Corgan’s lyrics on this album are pretty verbose too. In the track ‘Dulcet in E’ he refers to “necromancer[s]” and in ‘Wrath’ he mentions how he has “no more strength than Ulysses.” It’s left unanswered, wondering who’s this LP for? Corgan has expressed how he wishes to still make music for contemporary audiences, and that is evident with the myriad of pop-friendly beats on this project. However, it’s difficult to see why any fan of contemporary music would go to The Smashing Pumpkins for their synth-pop fix, and one familiar with the their previous work will feel this LP leaves much to be desired. If there was a Venn diagram that represented established Smashing Pumpkins fans, lovers of contemporary synth-pop, and those who are well-versed in the Classics, the intersection of all three categories would be hopelessly small.

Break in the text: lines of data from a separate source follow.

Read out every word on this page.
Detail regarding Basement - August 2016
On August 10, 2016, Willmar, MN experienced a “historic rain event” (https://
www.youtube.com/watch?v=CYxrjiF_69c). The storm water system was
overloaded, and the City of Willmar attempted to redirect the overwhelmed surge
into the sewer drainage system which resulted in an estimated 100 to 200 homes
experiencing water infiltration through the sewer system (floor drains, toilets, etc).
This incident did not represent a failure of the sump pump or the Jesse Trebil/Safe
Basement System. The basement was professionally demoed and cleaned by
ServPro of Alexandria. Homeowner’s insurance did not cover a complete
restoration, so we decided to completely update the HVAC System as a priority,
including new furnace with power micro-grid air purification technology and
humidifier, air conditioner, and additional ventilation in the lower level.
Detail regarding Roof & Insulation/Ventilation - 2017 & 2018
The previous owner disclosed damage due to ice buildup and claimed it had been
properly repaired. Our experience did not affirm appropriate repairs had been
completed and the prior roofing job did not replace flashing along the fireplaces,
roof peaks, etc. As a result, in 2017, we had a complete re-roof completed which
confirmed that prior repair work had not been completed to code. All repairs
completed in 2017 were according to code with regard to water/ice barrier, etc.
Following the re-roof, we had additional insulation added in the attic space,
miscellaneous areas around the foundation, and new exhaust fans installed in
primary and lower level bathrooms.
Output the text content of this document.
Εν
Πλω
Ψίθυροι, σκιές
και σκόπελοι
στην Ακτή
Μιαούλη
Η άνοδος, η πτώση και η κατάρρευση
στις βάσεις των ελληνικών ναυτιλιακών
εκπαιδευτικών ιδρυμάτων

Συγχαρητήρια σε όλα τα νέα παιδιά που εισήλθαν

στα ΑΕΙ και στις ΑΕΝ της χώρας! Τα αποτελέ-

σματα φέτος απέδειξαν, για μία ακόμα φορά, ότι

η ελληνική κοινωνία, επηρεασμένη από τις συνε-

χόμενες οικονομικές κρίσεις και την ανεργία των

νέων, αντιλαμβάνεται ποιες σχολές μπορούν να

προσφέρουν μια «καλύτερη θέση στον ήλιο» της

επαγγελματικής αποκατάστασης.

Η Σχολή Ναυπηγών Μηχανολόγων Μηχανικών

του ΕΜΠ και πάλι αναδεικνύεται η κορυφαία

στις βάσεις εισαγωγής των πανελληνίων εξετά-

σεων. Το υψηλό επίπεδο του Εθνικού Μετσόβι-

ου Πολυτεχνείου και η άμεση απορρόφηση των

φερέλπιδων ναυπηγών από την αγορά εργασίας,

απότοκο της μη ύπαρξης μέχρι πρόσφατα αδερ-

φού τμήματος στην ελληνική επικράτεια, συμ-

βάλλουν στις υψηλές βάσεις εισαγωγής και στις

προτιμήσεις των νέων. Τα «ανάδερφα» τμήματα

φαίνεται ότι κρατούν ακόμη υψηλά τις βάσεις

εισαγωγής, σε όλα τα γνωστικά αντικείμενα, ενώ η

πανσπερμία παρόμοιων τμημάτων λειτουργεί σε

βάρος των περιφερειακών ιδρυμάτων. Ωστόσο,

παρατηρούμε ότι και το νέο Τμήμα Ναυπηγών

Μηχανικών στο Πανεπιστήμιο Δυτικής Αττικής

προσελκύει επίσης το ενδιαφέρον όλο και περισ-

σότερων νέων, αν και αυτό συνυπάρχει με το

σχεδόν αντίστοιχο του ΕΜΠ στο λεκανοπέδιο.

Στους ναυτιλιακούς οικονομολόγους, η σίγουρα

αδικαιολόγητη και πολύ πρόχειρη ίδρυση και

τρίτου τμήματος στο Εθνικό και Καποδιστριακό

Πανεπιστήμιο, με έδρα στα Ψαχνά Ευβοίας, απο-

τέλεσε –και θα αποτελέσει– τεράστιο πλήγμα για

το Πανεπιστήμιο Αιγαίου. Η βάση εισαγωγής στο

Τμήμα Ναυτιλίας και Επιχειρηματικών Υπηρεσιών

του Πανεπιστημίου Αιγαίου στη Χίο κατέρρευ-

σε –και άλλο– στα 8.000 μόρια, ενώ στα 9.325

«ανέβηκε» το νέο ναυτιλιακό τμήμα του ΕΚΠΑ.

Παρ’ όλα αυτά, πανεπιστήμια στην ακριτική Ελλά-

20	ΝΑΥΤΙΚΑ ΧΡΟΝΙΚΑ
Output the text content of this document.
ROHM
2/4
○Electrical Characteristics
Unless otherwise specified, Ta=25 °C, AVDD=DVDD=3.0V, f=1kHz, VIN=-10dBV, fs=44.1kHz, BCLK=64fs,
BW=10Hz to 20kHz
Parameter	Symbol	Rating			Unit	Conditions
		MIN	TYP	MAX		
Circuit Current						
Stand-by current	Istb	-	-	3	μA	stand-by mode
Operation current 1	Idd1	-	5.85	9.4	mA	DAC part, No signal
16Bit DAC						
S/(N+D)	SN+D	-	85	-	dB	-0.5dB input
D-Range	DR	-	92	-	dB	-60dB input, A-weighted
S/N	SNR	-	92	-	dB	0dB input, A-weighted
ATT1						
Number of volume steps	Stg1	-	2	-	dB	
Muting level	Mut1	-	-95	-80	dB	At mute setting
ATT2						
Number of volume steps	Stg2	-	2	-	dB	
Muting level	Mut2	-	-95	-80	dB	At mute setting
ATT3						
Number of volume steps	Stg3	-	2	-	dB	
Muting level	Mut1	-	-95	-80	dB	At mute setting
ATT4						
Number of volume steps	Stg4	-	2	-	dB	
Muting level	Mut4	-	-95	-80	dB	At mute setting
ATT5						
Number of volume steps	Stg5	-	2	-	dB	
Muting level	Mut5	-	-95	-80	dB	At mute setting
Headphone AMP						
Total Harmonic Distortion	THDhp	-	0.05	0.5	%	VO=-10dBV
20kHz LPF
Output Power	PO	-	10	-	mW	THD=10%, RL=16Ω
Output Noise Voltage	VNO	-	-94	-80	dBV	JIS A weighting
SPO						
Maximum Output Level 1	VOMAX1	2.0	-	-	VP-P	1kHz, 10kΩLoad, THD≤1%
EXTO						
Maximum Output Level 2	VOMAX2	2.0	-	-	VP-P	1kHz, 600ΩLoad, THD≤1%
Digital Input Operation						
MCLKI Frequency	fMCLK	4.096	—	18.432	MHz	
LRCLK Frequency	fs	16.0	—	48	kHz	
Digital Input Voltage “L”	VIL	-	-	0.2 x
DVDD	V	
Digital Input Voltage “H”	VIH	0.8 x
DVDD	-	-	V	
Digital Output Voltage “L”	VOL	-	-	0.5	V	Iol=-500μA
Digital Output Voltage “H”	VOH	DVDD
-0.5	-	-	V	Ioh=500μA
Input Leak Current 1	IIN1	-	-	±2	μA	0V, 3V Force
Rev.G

Of course, there are some decent moments to be found in this work. The production is generally tasteful, especially whenever a crisp acoustic guitar is being played. As aforementioned, tracks like ‘Anno Satana’ and ‘Wyttch’ are definitely standouts. The former grooves hard, and the latter is more than tolerable despite the instrumental and the chorus coming off as garish and slightly clunky. ‘Haunted’ perhaps contains the best hook on the whole LP, and ‘Hidden Sun’ is a neat little number. The closer, ‘Minerva’, is probably the album’s best, as it possesses the most sensible musical ideas out of all the tracks on this record.
Cyr is another misfire from The Pumpkins. How they feel this material warrants a double album is borderline criminal, given that it comes twenty-five years after their exceptional double album Mellon Collie. This is yet another reminder that Corgan and co. are not the supreme songwriters they used to be.